An historic Highland church has won a £6,500 grant to help restore its building and grounds.
St Ninian’s Episcopal Church (Anglican), near Drumnadrochit, aims to improve the building and its grounds in order to create a better place for worship.
Urgent remedial works are required to the 1853 C-listed building, which lies six miles west of Drumnadrochit on the shores of Loch Meikle.
They include damp prevention measures, renewing parts of the roof and cleaning and protecting stained glass windows. A new disabled toilet facility will also be added.
A range of activities have been identified to encourage younger members of the community, and to make it a suitable venue for meetings, concerts and weddings.
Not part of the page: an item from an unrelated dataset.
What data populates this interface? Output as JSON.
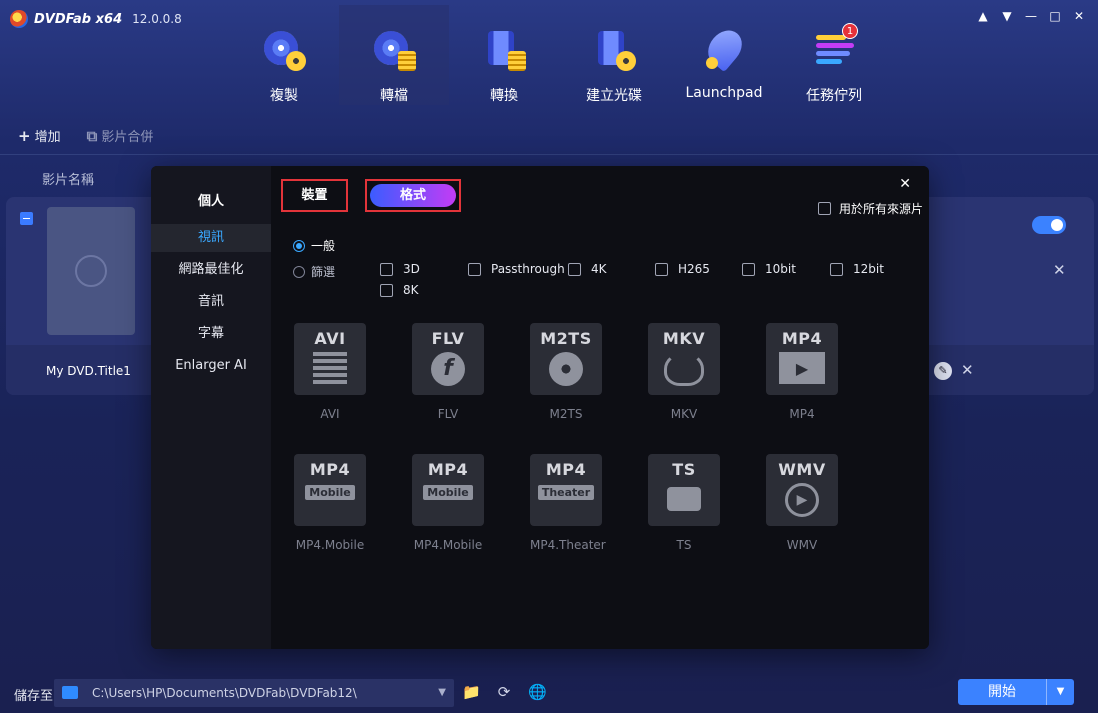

These activities will be published on the church website.
Interpretation boards will be erected in the grounds and in the building highlighting key features of the church and its history as one of the few Anglican churches in the Highlands.
Using the funding from the Heritage Lottery Fund (HLF), the Vestry of St Ninian’s will draw up firm proposals before applying for a larger grant in the future.
George Stone, the secretary to the Vestry, said: “Here at St Ninian’s we are all excited at the prospect of upgrading the church building. A cure for the problem of dampness will be a great benefit, and the provision of a new toilet will give modern facilities for all those who use our church. We can now look to the future with confidence.”
St Ninian’s role in the community is linked to the Episcopal Church maintaining a long and largely unbroken history in parts of the Scottish Highlands.
The church’s adherence to the Stuart family was ‘the steel that put the backbone into the Jacobite cause’. After the Battle of Culloden, the Urquhart people suffered severely, and in the early 19C there were attempts to supply regular Episcopalian services in the parish and eventually a Mr Cameron donated land for a church dedicated to St Ninian.